"Why has AICEP not yet open a delegation in Nigeria?” the chargé d’affaires, Jorge Fernandes, asked. “Sometimes I am contacted by Portuguese companies and I have no competence to respond. AICEP should have come to Lagos a long time ago.

“Of course, there are security problems, but not in cities like Abuja [Nigeria’s political capital],” he went on. “And Lagos [the largest city and economic capital] has the same issues of violence that we find in large cities such as São Paulo, or Mexico City – it’s not very different.”

Fernandes spoke to Lusa in the run-up to elections in Nigeria on Saturday. The country’s 84 million registered voters are to go to the polls to elect the country’s president for the next four years, as well as a new parliament and the governors of the 36 federal states.

Portuguese mariners were in 1472 the first Europeans to visit the site of modern-day Lagos, which was already inhabited by the Awori, a Yoruba-speaking tribe. The city’s name, which means ‘lakes’ in Portuguese, is shared with a city in Portugal’s Algarve region that at the time was one of the main hubs for Atlantic seafaring.

Nigeria, Portugal’s chargé d’affaires noted, has 190 million inhabitants and is the largest market in Africa. In his view, there is no AICEP delegation there “only because there are many short-sighted people in positions to which they are not qualified.”

It was, he recalled, "the Portuguese who founded Lagos, but since then they have forgotten [and] have not yet discovered Nigeria.” This is, he added, not a new problem nor does it relate only to Nigeria.

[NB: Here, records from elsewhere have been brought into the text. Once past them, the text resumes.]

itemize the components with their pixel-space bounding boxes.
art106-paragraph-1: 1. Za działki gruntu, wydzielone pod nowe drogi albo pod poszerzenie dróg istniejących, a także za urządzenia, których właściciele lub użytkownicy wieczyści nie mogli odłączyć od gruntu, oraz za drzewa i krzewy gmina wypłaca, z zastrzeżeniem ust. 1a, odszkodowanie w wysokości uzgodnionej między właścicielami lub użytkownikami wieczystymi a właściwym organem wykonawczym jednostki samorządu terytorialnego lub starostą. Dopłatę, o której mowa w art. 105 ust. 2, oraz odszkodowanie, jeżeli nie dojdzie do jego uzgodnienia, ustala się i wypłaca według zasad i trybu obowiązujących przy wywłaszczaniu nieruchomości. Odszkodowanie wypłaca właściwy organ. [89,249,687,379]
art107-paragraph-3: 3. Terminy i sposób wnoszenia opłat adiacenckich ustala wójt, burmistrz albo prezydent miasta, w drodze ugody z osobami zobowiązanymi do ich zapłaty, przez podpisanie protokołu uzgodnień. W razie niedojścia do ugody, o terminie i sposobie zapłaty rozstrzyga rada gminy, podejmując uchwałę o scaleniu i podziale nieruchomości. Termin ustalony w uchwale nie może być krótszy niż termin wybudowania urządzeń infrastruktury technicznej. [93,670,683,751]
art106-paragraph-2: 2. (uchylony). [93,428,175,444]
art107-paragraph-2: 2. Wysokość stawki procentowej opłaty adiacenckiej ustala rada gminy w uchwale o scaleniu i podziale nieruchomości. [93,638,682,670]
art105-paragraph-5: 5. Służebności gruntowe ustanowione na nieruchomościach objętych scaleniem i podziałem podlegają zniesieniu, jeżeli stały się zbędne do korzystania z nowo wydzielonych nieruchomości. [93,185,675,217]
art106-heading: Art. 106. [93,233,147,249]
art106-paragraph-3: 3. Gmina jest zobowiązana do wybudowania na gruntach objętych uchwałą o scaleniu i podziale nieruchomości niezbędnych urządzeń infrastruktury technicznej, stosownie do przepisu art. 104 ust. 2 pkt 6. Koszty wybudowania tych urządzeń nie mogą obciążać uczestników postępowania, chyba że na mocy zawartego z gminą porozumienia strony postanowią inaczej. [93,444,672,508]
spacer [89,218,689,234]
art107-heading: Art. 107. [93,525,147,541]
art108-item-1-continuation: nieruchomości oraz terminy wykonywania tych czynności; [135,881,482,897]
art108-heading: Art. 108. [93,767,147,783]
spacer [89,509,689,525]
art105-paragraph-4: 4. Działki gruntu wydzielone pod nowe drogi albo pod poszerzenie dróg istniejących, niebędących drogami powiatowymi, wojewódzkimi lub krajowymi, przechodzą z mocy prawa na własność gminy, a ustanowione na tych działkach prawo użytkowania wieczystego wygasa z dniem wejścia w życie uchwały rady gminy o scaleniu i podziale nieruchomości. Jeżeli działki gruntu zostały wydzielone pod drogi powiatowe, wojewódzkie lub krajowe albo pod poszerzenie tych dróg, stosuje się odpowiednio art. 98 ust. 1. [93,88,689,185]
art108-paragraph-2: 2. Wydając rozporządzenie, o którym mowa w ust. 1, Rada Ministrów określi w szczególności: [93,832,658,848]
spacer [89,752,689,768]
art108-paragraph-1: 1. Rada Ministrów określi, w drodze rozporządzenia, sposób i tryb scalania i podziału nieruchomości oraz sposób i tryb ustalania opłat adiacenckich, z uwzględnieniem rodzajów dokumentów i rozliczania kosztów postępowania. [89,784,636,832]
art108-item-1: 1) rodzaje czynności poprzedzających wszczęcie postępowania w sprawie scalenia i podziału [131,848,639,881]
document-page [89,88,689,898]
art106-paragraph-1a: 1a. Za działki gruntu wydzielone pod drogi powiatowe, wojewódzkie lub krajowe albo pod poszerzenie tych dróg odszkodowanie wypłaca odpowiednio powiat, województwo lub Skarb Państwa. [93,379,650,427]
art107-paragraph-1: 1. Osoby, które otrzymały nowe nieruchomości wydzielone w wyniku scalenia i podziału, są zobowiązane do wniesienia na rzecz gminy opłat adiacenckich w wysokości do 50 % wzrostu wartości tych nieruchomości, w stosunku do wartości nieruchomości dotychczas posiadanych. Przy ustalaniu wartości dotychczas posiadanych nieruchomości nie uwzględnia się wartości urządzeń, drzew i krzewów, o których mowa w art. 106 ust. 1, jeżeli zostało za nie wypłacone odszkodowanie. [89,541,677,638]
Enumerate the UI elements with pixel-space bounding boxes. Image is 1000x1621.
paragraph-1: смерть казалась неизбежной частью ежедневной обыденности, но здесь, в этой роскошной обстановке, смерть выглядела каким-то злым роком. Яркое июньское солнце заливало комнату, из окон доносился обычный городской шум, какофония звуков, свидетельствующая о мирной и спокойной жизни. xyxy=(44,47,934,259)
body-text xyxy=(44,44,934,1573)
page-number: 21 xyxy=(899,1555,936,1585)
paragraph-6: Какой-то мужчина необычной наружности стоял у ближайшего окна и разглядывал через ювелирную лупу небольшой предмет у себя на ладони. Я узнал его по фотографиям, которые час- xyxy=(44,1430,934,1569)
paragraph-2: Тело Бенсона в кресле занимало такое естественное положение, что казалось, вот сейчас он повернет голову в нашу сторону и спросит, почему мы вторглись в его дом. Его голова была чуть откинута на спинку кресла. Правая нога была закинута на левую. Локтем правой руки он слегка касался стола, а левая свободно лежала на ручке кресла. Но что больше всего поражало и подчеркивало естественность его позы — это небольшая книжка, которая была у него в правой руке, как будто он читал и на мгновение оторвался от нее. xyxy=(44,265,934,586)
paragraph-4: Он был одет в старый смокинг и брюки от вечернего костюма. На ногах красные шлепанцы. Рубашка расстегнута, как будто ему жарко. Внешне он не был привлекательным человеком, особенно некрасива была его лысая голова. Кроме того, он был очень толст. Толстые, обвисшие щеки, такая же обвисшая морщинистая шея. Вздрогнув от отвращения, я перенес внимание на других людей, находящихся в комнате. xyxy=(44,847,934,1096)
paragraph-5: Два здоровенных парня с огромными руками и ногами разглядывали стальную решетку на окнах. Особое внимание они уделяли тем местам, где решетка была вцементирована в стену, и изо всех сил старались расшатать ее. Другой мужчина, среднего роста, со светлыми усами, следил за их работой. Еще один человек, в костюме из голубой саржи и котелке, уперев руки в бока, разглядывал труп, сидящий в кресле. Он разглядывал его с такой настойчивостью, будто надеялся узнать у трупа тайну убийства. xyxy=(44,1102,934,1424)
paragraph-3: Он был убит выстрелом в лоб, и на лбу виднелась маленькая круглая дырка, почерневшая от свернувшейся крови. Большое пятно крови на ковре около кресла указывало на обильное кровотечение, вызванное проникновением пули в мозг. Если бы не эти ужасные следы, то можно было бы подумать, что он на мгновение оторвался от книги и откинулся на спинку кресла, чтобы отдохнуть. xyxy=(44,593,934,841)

"Portugal does not invest here, as it does not invest anything in other very important African countries" and this, the diplomat argued, has to do with "the way it looks at the world."

Portugal is “centered on Angola and we know the advantages and problems of that,” Fernandes said, in a reference to the recurrent diplomatic tensions between the former colonial power and its largest former colony in Africa.

“Portugal’s obsession with Angola is like paranoia”, he said. “There are other countries in Africa where we can enter.”

Fernandes, who served as consul-general in Luanda, said that when the Angolans are short of funds, “the first [creditors] whom they fail to pay are the Portuguese”. Portugal, he said, is always “crouching” before Angola in diplomatic terms.

As for Portugal’s attitude in Nigeria, he said, it is most clearly illustrated in its own diplomatic representation in the country, which has "limitations on all fronts". Fernandes has "only one employee, now that the secretary has become ill – it’s unbelievable.”

In fact, he added, the embassy in Abuja "was to be closed" under the previous, Social Democrat-led government, when Paulo Portas, leader of the People’s Party, the junior coalition partner, was foreign minister. Now, though, it "is not likely to be closed".

Last year Portugal had over 6,000 visa applications from the country, including from people interested in investing in Portugal and buying property; Portugal is also among countries taking part in the United Nations Mission in the Central African Republic (MINURCA). Both these are "strong arguments for maintaining diplomatic representation in the African giant,” said Fernandes.

The arrival of Portugal’s new ambassador to Nigeria, Luís de Barros, has been delayed by the "usual bureaucracies" in Lisbon, said the chargé d’affaires. "As soon as he comes, I will return to Lisbon."